Like, I wanted a costume for me and for the crazy lady to do my face all up.
I still want that. Probably always will.
But the memory that is sticking in my head is this:
After a rehearsal when I arrive to gather the girls, I witnessed a memorable, heartbreakingly hilarious scene:
Outside of the theater, a teenage girl in wacked out animal makeup was weeping on her cell phone, “But I am fine with being a gazelle!
but how do they expect me to change into a hyena that fast???”
So I have to turn the corner and get a hold of myself,
because that is both an absurd conversation to overhear,
and also the existential dilemma of all teenage girls, minus the safari animal outfits.
So I leave the weeping girl and enter the theater amongst elephants, flamingos, water buffalo (Note: Not kidding, E is one in her jazz part of the recital), cheetahs, hyenas, and monkeys.
In fact, must track down lost monkey ear, which is not something I ever thought I would have to do in life.
"Help! I've lost a monkey ear!" - not making that up.
But I am equipped with my handy Tide to Go and Neutrogena Makeup Wipes (Note: when will they please pay me?)
to remove Insanity Makeup Plus Animal Faces. and hustle children off to regular world, which is equally as bizarre, just in different ways.
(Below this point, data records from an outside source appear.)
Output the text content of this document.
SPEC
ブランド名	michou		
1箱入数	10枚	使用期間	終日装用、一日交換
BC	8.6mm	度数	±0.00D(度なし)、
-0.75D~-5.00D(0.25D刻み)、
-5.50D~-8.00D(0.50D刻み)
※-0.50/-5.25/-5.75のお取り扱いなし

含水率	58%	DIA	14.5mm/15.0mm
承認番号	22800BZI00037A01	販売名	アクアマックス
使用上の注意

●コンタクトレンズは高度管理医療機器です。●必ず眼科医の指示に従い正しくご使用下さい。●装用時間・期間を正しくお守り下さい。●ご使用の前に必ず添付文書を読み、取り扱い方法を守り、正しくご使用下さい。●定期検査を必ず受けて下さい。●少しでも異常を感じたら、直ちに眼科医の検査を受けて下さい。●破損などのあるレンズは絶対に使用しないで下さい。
But not much can top the excitement and panic attacks and alarming makeup and hairspray and pins and overall "we're doing a show!" vibe of backstage.
And as we seal up the Insane Makeup and put away the costumes
(Fine, maybe I still have V's gold tutu out, I'm not telling either way),
immediately leaping from dance hairspray scent to swim team chlorine scent - I am taking a moment to revel in the hectic, swirling whee and yay and camaraderie of a Show.
Swim team is similar in the team spirit and all, but I can't volunteer for makeup patrol at swim meets. They would think I was insane.
Oooh, but I can start plotting my flash mob - maybe costume this year.